Prioritising feature representations in visual working memory

Representations of our external environment and of our internal memories together guide our awareness and actions. While large numbers of features and objects from the boundless external environment compete for sensory processing, working memory capacity is highly limited. Though extracting and integrating features into relevant objects are major objectives of perception, feature integration and well separated object representations may be basic characteristics of working memory. As discussed in Chapter 1, attentional selection of both external and internal content is pivotal, but its workings may differ according to the distinct representational formats. This thesis investigates how attention prioritises feature information in working memory to guide future actions. To test my hypotheses, I design and conduct behavioural studies, analyse neurophysiological recordings, and apply computational modelling. My empirical findings describe two main ways through which feature representations in working memory can be modulated: through goal-related prioritisation and through interacting with lingering sensory history. Chapters 2 and 4 describe tasks in which internally maintained information can be prioritised based on task demands.

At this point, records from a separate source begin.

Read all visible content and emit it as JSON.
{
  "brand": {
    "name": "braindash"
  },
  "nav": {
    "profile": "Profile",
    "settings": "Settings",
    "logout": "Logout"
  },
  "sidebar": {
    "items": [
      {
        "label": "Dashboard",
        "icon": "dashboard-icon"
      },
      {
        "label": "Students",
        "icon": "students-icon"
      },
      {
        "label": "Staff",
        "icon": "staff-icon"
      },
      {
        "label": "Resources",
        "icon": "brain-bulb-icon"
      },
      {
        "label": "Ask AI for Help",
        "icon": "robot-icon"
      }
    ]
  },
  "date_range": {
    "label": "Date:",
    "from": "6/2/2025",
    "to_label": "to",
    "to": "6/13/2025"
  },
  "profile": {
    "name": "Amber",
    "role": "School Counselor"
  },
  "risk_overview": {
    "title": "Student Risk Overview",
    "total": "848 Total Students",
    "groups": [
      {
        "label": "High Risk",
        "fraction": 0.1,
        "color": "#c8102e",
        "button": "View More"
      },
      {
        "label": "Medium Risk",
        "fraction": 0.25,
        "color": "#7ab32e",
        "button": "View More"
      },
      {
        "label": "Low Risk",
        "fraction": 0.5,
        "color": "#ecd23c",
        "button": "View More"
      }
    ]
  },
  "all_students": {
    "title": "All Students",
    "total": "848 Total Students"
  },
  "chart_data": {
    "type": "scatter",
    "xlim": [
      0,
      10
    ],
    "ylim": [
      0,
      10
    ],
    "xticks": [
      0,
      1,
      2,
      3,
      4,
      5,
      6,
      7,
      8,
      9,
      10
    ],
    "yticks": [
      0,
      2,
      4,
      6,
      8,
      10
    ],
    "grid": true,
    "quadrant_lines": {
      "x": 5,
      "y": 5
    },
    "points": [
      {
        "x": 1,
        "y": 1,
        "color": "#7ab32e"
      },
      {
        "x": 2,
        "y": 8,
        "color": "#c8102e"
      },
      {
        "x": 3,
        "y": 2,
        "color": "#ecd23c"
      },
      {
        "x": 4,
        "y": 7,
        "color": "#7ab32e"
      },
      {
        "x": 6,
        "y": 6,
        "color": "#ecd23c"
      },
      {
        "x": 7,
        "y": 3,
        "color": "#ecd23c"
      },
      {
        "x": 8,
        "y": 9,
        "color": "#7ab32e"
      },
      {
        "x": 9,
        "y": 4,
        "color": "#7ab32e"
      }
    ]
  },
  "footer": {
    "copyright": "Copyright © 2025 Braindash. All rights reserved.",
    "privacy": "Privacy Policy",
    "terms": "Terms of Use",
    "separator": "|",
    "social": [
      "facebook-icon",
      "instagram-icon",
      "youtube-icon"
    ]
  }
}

They demonstrate prioritisation of items and feature dimensions during working-memory delays, as well as the ability to protect and update features during maintenance. Chapter 4 also outlines how stimulus history modulates sensory processing and interacts with goal-based influences. Sensory content from same-trial or previous-trial information exerts opposing systematic performance biases. Applying neural decoding methods that I develop in Chapter 3, I reveal in Chapter 4 that both same-trial and previous-trial sensory history generates a repulsive neural bias at encoding, modulated by task relevance of previous stimuli. The findings suggest that other biases at post-perceptual stages may also contribute to the final opposing biases in performance. Taken together, the studies in the thesis extend our understanding of how visual feature information in working memory can be modulated and prioritised to serve future behaviour adaptively.